Hi, I’m looking at the performance of an existing Event Store environment. Are there any good benchmarks of event store on different hardware configurations and different configuration file settings. Such as changes to number of threads used for workers / readers for example.
Thanks, Ross
To add some extra background - Event store running on an Ubuntu VM with 20 CPU Cores, 24GB memory, SSD Storage, database is around 150GB, and we are seeing SLOW QUEUE MSG in the logs and I’m looking at how to alleviate this. Multiple user projections and the system ones. Thanks, Ross
Also, This instance is not HA, it’s single node in a dev environment.
Without the actual SLOW QUEUE msgs we wouldn’t know which queue is being slow Different queues can be slow for different reasons… Can you provide it? Also how often are you seeing these messages, and under what load do you see them?
Cheers,
Greg
Thanks for the quick reply Greg At the moment its running through a couple of system projections as they have been off for a while, but still see them if i stop those ones and leave just the user projections that are also catching up. Writes from new events at the moment are low, 10’s per second.
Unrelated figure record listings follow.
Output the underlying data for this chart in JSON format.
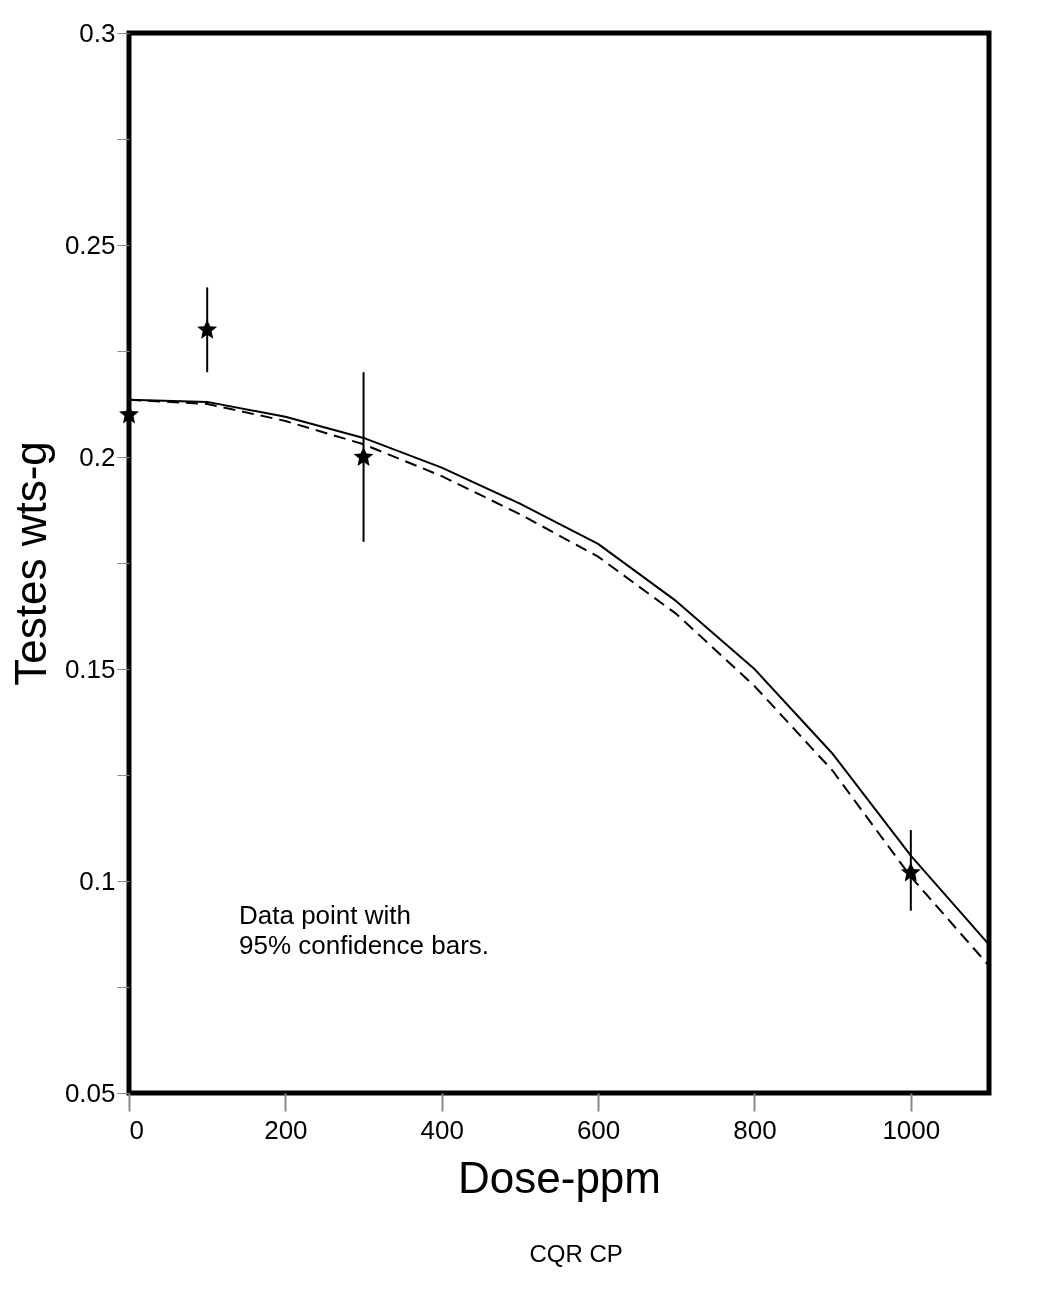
{
  "chart_data": {
    "type": "scatter",
    "xlabel": "Dose-ppm",
    "ylabel": "Testes wts-g",
    "xlim": [
      0,
      1100
    ],
    "ylim": [
      0.05,
      0.3
    ],
    "xticks": [
      0,
      200,
      400,
      600,
      800,
      1000
    ],
    "yticks": [
      0.05,
      {
        "value": 0.075,
        "label": null
      },
      0.1,
      {
        "value": 0.125,
        "label": null
      },
      0.15,
      {
        "value": 0.175,
        "label": null
      },
      0.2,
      {
        "value": 0.225,
        "label": null
      },
      0.25,
      {
        "value": 0.275,
        "label": null
      },
      0.3
    ],
    "grid": false,
    "series": [
      {
        "type": "scatter",
        "color": "#000000",
        "marker": "star",
        "x": [
          0,
          100,
          300,
          1000
        ],
        "values": [
          0.21,
          0.23,
          0.2,
          0.102
        ],
        "errors": [
          null,
          [
            0.22,
            0.24
          ],
          [
            0.18,
            0.22
          ],
          [
            0.093,
            0.112
          ]
        ]
      },
      {
        "type": "line",
        "color": "#000000",
        "line_style": "solid",
        "x": [
          0,
          100,
          200,
          300,
          400,
          500,
          600,
          700,
          800,
          900,
          1000,
          1100
        ],
        "values": [
          0.2135,
          0.213,
          0.2095,
          0.2045,
          0.1975,
          0.189,
          0.1795,
          0.166,
          0.15,
          0.13,
          0.106,
          0.085
        ]
      },
      {
        "type": "line",
        "color": "#000000",
        "line_style": "dashed",
        "x": [
          0,
          100,
          200,
          300,
          400,
          500,
          600,
          700,
          800,
          900,
          1000,
          1100
        ],
        "values": [
          0.2135,
          0.2125,
          0.2085,
          0.203,
          0.1955,
          0.1865,
          0.1765,
          0.163,
          0.146,
          0.126,
          0.101,
          0.08
        ]
      }
    ],
    "annotations": [
      "Data point with\n95% confidence bars.",
      "CQR      CP"
    ]
  }
}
Log is continuous with them:
{
“PID”: “91015”,
“ThreadID”: “62”,
“Date”: “2019-02-28T18:45:58.774076Z”,
“Level”: “Trace”,
“Logger”: “QueuedHandlerThreadPool”,
“Message”: “SLOW QUEUE MSG [{queue}]: {message} - {elapsed}ms. Q: {prevQueueCount}/{curQueueCount}.”,
“EventProperties”: {
“queue”: “StorageReaderQueue #4”,
“message”: “ReadAllEventsForward”,
“elapsed”: 222,
“prevQueueCount”: 1,
“curQueueCount”: 1
}
}
{
“PID”: “91015”,
“ThreadID”: “53”,
“Date”: “2019-02-28T18:45:58.828095Z”,
“Level”: “Trace”,
“Logger”: “QueuedHandlerThreadPool”,
“Message”: “SLOW QUEUE MSG [{queue}]: {message} - {elapsed}ms. Q: {prevQueueCount}/{curQueueCount}.”,
“EventProperties”: {
“queue”: “MonitoringQueue”,
“message”: “GetFreshStats”,
“elapsed”: 892,
“prevQueueCount”: 0,
“curQueueCount”: 0
}
}
ok so the monitoring queue (GetFreshStats) is likely no issue at all, it comes up on some systems, getting statistics can vary in speed etc… This is an occasional operation and should not change overall performance (its just pulling stats on an interval on a bg thread, I am making a note that we might want to increase this value).
For the other message. How many storage reader messages like this are you getting? These can happen especially if other operations are queued etc for the disk etc (do you monitor disk queues?). In this case it was about 200ms on a read (I can’t see the count (eg size) being used here which is also important (making a note to add it)). Overall this can be many things and if messages are occasional it should not be an issue (disk queue had 50 items in front as example because something else was doing IO etc).
So I’ve done some testing with dd with various read / write sizes on the VM and can get 1GB/s write, 5GB/sec read 1GB/sec uncached read - about what i was expecting for larger files. However, with ES running (system projections off and user projections on - loading up from events not seen yet) iostat is showing near 100% utilisation, high queue and only 10MB/s reads. I’ve tried playing with number of reader threads from 20 - 1, to benchmark differences - all similar. I’ve not looked at host storage stats yet, will try to tomorrow. Wrt the storage reader messages - see this a lot with 20 reader threads, not as often when only 1 (but still there).
Do you have any good benchmark IO tests parameters I can use which roughly simulate ES IO in different scenarios?
Also, With regards to reader / worker thread etc, what numbers should be aimed for? Are the reasons to use different from the defaults in any scenarios?